Se você fizer essa pergunta (a do título deste artigo) para 10 engenheiros e arquitetos, é provável que receba nove respostas do tipo "os arquitetos e engenheiros não cobram consulta porque os clientes se recusam a pagar". Ponto final. Assunto encerrado!

Então vamos fazer outra pergunta: Por que os clientes se recusam a pagar consultas feitas à arquitetos e engenheiros? Bom. Aí a conversa já é outra. Para responder a essa pergunta é preciso tentar entender o que passa na cabeça do cliente. Um bom começo é tentar pensar como um deles: você estaria disposto a pagar para saber se o dia já amanheceu? Pagaria para saber quem ganhou o campeonato de beisebol do Canadá? Quanto você pagaria pela informação sobre o resultado das eleições no Canta Galo Futebol Clube, de Rio do Sul?





Se você ainda não sacou o talão de cheques você já começou a entender o conceito: um cliente só paga por uma informação se ela tem algum valor para ele. Os clientes, via de regra, não aceitam pagar por consultas de engenheiros porque, para eles, essa informação não tem valor.

Mas, veja bem, eu não disse que a informação não tem valor. Eu disse que o cliente acha que a informação não tem valor. É diferente. A questão está no que o cliente pensa. A percepção do cliente é o que importa. É aí que está todo o problema.

Informação é a palavra chave de praticamente todo serviço de engenharia. Você pode dizer que vende projetos, consultorias, assessoramento técnico", "administração ou acompanhamento de obras"... Mas, seja qual for a sua resposta ela pode ser reduzida a uma única palavra: INFORMAÇÃO (na verdade, conhecimento). Empresas de engenharia ou arquitetura, sejam elas do tamanho que forem, são, essencialmente, usinas de processamento de informação. O que nós vendemos para o mercado é informação. O que os clientes querem de nós é informação. Esse é o nosso produto.

Consulta é um serviço muito especial. Trata-se de informação em estado puro. É um serviço de inteligência. É um produto que nós temos para vender. E não podemos DAR a única coisa que temos para VENDER.
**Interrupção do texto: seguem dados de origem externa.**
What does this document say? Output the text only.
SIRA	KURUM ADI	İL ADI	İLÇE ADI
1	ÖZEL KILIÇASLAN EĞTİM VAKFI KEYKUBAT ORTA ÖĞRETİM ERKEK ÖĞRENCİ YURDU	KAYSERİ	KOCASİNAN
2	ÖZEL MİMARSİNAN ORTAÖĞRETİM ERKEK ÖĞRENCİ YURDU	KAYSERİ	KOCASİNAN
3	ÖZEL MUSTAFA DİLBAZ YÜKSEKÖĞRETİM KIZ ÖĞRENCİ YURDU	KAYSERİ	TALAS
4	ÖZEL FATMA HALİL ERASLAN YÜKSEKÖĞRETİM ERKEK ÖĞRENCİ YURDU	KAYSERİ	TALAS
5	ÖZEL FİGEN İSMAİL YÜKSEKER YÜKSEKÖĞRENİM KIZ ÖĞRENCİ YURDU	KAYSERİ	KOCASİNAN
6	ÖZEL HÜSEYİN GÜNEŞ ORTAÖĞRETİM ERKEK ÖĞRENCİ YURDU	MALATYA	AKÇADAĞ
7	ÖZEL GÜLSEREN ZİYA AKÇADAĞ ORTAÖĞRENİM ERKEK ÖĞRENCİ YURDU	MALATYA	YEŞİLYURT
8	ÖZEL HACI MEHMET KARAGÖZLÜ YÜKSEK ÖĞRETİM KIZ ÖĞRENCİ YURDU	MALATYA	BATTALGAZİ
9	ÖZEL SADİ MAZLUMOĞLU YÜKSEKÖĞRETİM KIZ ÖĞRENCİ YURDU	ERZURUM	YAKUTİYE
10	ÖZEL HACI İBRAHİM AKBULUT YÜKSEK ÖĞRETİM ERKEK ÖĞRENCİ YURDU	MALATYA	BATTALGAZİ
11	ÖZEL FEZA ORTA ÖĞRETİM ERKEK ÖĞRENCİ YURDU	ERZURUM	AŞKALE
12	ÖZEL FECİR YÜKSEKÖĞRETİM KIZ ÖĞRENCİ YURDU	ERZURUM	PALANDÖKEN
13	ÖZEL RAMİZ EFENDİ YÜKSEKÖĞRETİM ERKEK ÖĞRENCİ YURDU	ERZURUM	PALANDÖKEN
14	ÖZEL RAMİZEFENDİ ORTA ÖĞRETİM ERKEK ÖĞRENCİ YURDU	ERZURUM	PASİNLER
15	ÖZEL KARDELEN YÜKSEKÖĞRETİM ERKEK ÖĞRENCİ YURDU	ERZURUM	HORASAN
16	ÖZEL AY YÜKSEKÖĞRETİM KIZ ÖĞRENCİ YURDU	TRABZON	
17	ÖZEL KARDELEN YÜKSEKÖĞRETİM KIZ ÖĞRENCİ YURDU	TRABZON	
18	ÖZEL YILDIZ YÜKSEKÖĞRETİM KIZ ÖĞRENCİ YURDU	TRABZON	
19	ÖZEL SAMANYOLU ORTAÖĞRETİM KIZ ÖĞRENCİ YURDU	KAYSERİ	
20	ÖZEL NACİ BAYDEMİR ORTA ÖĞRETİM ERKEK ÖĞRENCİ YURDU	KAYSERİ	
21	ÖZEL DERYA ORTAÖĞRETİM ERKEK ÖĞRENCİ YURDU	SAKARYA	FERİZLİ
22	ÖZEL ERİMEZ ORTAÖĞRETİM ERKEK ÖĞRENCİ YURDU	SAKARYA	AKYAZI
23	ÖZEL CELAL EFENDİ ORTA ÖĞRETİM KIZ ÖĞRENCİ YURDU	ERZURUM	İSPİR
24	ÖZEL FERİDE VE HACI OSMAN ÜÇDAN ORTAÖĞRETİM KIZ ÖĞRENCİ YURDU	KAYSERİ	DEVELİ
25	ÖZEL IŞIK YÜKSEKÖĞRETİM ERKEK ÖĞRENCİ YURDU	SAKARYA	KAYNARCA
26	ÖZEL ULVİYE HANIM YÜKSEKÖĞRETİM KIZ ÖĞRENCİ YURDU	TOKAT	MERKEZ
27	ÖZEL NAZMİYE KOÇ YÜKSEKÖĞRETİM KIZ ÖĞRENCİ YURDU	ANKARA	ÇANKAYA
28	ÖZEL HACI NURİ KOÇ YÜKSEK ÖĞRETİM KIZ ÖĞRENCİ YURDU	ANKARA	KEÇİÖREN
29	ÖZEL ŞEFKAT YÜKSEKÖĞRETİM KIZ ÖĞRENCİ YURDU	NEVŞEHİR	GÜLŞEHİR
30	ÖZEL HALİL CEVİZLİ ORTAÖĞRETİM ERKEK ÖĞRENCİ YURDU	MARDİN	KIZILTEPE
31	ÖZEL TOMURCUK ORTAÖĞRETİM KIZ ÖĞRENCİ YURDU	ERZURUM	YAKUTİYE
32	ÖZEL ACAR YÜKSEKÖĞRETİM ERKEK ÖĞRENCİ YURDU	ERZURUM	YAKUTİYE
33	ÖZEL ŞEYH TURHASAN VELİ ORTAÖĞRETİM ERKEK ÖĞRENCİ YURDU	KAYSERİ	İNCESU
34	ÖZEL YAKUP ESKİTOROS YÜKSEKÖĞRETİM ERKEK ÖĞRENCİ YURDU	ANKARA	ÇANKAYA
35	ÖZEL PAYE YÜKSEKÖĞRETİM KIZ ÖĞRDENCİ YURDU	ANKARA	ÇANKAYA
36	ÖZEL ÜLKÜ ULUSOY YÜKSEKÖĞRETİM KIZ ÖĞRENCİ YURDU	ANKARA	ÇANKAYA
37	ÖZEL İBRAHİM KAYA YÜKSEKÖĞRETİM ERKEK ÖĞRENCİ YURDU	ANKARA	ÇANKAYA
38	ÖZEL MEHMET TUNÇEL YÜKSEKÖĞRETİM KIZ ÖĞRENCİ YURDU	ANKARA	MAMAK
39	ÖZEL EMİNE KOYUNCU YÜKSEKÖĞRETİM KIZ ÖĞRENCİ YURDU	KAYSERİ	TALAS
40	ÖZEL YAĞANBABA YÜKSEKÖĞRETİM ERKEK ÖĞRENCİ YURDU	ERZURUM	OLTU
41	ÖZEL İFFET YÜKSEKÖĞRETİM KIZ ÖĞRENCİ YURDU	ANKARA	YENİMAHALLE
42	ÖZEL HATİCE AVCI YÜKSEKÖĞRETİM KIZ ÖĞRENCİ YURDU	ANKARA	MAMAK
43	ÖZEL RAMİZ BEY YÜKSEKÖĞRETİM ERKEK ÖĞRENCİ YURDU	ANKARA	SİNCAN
A maioria dos profissionais de Engenharia ou de Arquitetura comete o pecado da Consulta Grátis, entre outras coisas por que não sabe o que está fazendo. Isto mesmo. Nós não nos damos conta de que estamos dando de graça exatamente aquilo que temos para vender: INFORMAÇÃO.

Engenheiros e arquitetos não cobram por consultas por, basicamente, três motivos:

1. Medo da rejeição: muitos profissionais acham que se cobrarem (ou ameaçarem cobrar) por consulta técnica serão rejeitados pelos clientes. Isto é um problema de Auto-estima. De autoconfiança. Em outras palavras, o profissional não tem certeza de que o que ele tem a dizer é realmente importante e tem valor comercial

2. Excesso de Zelo: além disso, temos as travas deixadas em nosso subconsciente pela nossa formação (pela faculdade). Estamos sempre em busca da perfeição, da exatidão, da definição perfeita. Com isso, muitas vezes não nos damos conta de que um simples "SIM ou NÃO" podem ser muito importantes para o cliente e podem ser vendidos por um bom preço

3. Dificuldade para a precificação: a prestação de serviços apresenta uma natural dificuldade para a precificação. As consultas técnicas têm, ainda, o agravante de serem produtos novos, sem tradição. Isto significa o seguinte: não temos referências de como cobrar por isto.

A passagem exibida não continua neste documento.